Mortimer sits up in bed and frowns at her. She runs her hand down his back. She used to leave scratches there but it seems her passion is fading already. “Must you always defend him? They are his orders, under his seal. He allows it to happen, it is the same thing.”

“I think the problem with Edward is Gaveston.”

“Gaveston? He has been mouldering in his grave these fifteen years.”

“And Edward still pays the friars at Warwick to say a mass for him every day. He prays at his tomb on his birthday and the anniversary of his death.”

“It is unnatural.”

“It is love.”

“It was sodomy and against all God’s laws.”

“I only wished he loved me as much. He could have put it where he wanted.”

She cannot believe the words have come out of her mouth. He turns and stares at her. They are both shocked. What is he supposed to say to that?

She cannot meet his eyes.

“We have made a fool of him, Roger. All Christendom will laugh at him because I cuckolded him with his greatest enemy.”

He is grateful to be talking of something else. “Only if he knows about us,” he says.

“The whole world knows about us. Almost the entire retinue sent here with me from England has deserted and gone back to England. They will regale Edward with stories of my disloyalty with all England’s traitors as well as my dalliance with you.”

“Well, it will soon be too late.”

“I hope so. Every day we delay means another day that he is ready. He has set up watches all along the south coast. He is prepared for invasion.”

“He thinks it will come from your brother, not from Hainaut.”

“It will not matter where it comes from if England does not love us.”

“How can they not? They despise the Despensers, they will greet us as saviours.” He rolls towards her, puts a hand on her breast--the royal breast, his possession now, to fondle as he pleases. “I cannot get enough of you,” he murmurs, and finally he has said the right thing.
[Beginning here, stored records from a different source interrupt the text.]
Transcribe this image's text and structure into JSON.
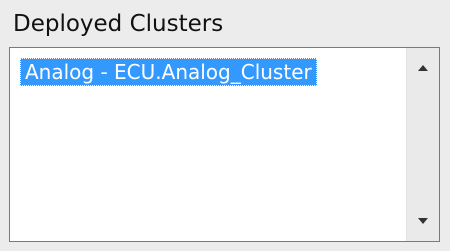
{
  "group": {
    "title": "Deployed Clusters"
  },
  "list": {
    "items": [
      {
        "label": "Analog - ECU.Analog_Cluster",
        "selected": true
      }
    ],
    "selection_color": "#3399ff"
  },
  "scrollbar": {
    "up_icon": "arrow-up-icon",
    "down_icon": "arrow-down-icon"
  }
}
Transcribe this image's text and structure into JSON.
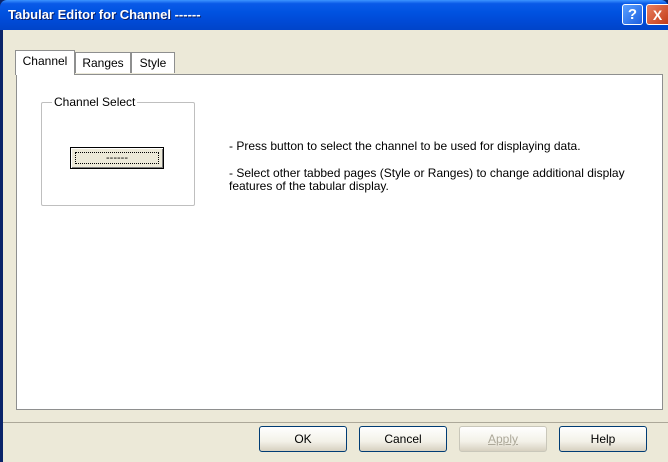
{
  "window": {
    "title": "Tabular Editor for Channel ------",
    "help_glyph": "?",
    "close_glyph": "X"
  },
  "tabs": [
    {
      "label": "Channel",
      "active": true
    },
    {
      "label": "Ranges",
      "active": false
    },
    {
      "label": "Style",
      "active": false
    }
  ],
  "channel_group": {
    "label": "Channel Select",
    "button_label": "------"
  },
  "instructions": [
    "- Press button to select the channel to be used for displaying data.",
    "- Select other tabbed pages (Style or Ranges) to change additional display features of the tabular display."
  ],
  "buttons": {
    "ok": "OK",
    "cancel": "Cancel",
    "apply": "Apply",
    "help": "Help"
  }
}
“Be gentle,” she murmurs. “I am sore.”

“I am always gentle,” he murmurs, but of course he is not. He batters away again like he is trying to break down the gate of a castle. Sometimes she is nostalgic for Edward. He had such gentle hands for such a big man.

 

 

 

The King of France smiles, no more than a curl of the lip, the eyes glittering like steel points. The effect is unnerving. He has a pretty face for such a ruthless man. He may be her brother, but Charles is all about Charles, she knows this. She would expect nothing less of a son of France.
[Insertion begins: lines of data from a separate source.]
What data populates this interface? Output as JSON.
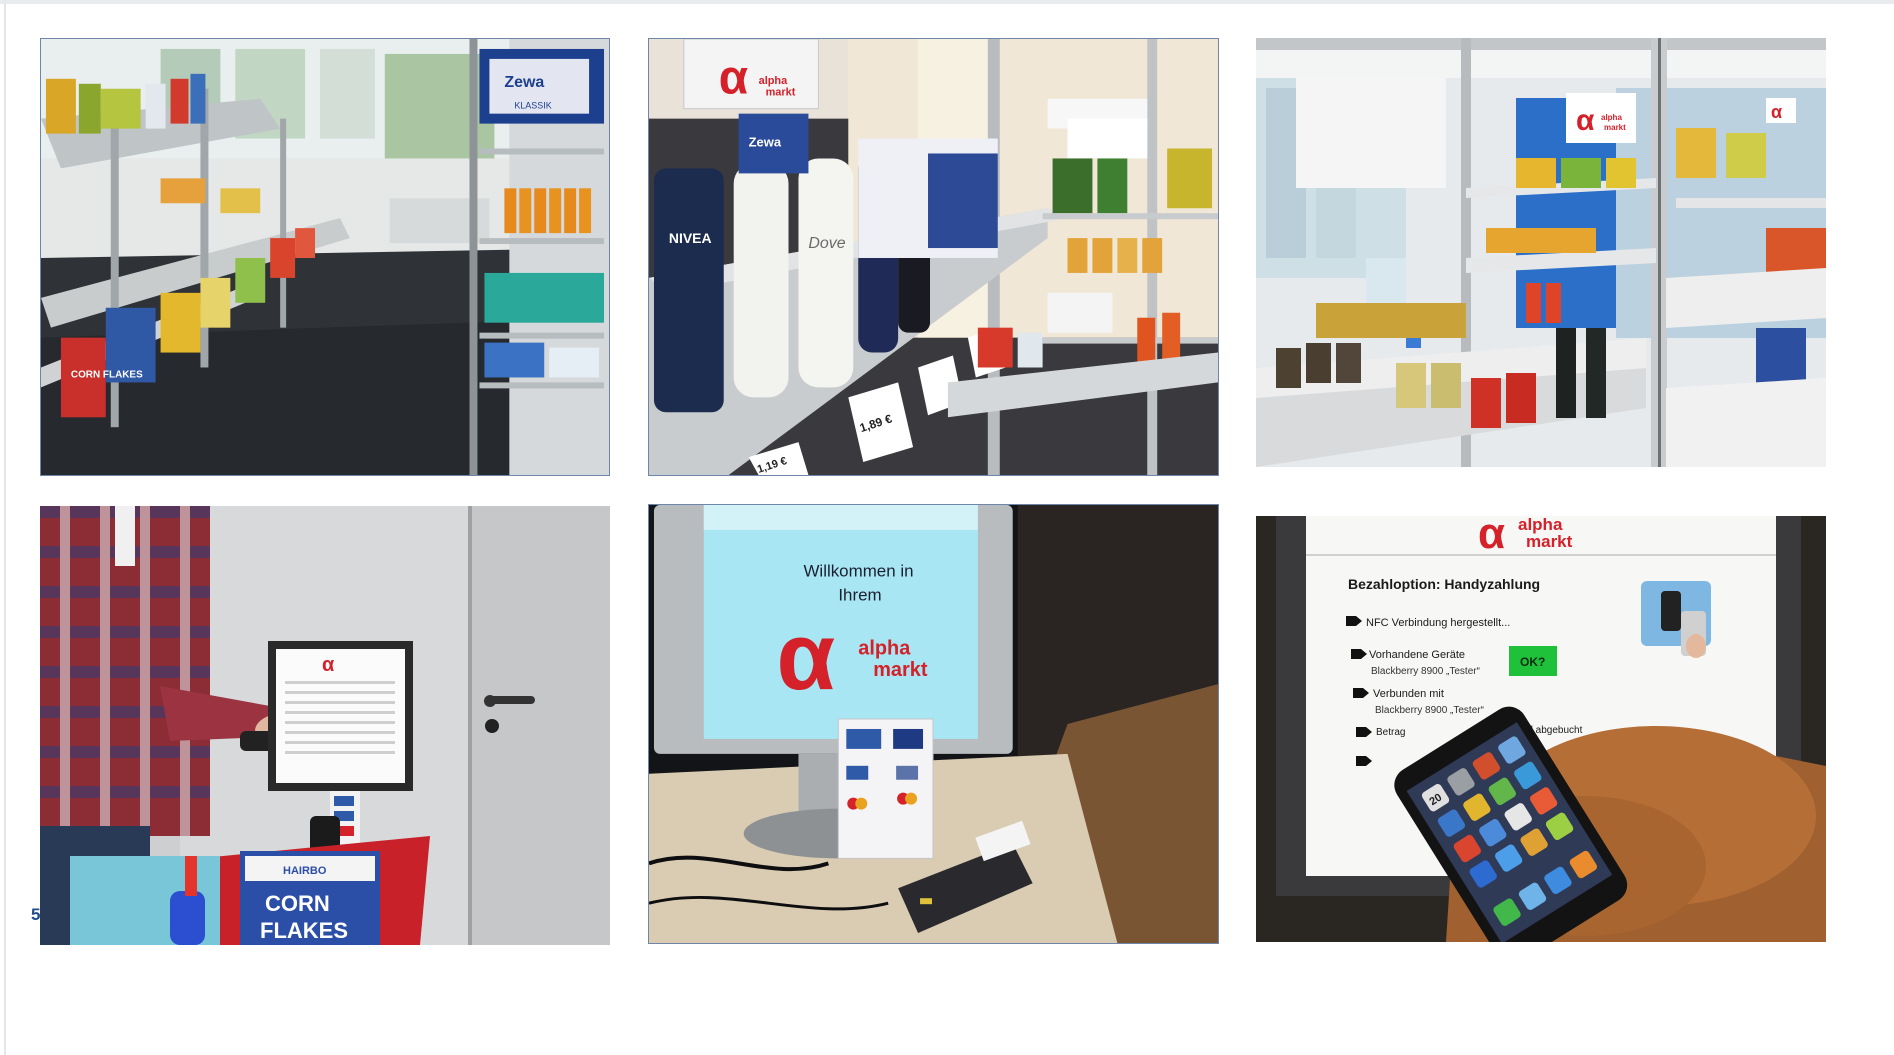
{
  "slide": {
    "page_number": "5"
  },
  "photos": {
    "shelves_front": {
      "icon": "store-shelves-photo",
      "product_labels": [
        "Zewa",
        "KLASSIK",
        "CORN FLAKES"
      ]
    },
    "shelves_close": {
      "icon": "store-shelf-closeup-photo",
      "logo_alpha": "α",
      "logo_word1": "alpha",
      "logo_word2": "markt",
      "product_labels": [
        "NIVEA",
        "Dove",
        "Zewa"
      ],
      "price_tag": "1,89 €",
      "price_tag_2": "1,19 €"
    },
    "shelves_side": {
      "icon": "store-aisle-photo",
      "logo_alpha": "α",
      "logo_word1": "alpha",
      "logo_word2": "markt"
    },
    "checkout_customer": {
      "icon": "self-checkout-photo",
      "product_labels": [
        "HAIRBO",
        "CORN",
        "FLAKES"
      ]
    },
    "welcome_terminal": {
      "icon": "welcome-monitor-photo",
      "welcome_line1": "Willkommen in",
      "welcome_line2": "Ihrem",
      "logo_alpha": "α",
      "logo_word1": "alpha",
      "logo_word2": "markt"
    },
    "mobile_payment": {
      "icon": "mobile-payment-photo",
      "logo_alpha": "α",
      "logo_word1": "alpha",
      "logo_word2": "markt",
      "heading": "Bezahloption: Handyzahlung",
      "step1": "NFC Verbindung hergestellt...",
      "step2": "Vorhandene Geräte",
      "step2_detail": "Blackberry 8900 „Tester“",
      "ok_button": "OK?",
      "step3": "Verbunden mit",
      "step3_detail": "Blackberry 8900 „Tester“",
      "step4_start": "Betrag",
      "step4_end": "rd abgebucht",
      "phone_date": "20"
    }
  },
  "colors": {
    "brand_red": "#d4212a",
    "ok_green": "#1fc13a",
    "page_number_blue": "#1f4e8c",
    "screen_cyan": "#a7e6f2",
    "photo_border": "#6f86aa"
  }
}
“You slept well?” he asks her, and as he rarely enquires after her sleep she knows the question means something else entirely.

“I am well rested.”

He seems to struggle with himself. How indelicate can he allow himself to be? “I had the
nuncio
in here this morning,” he says. “He was roaring against you.”

“The
nuncio
? He has said nothing to me.”

“He is a man of God. He cannot say aloud to a queen and sister to the King of France what he might say to a common sinner.”

“A sinner?” she enquires, as sweetly as she can.

“You may flash your eyes like that at my Lord Mortimer and find it has some effect, but Isabella, do not attempt these same stratagems with me. Remember who I am.” He gets up and stalks the carpets. Expensive, brought all the way from Damascus or Aegypt.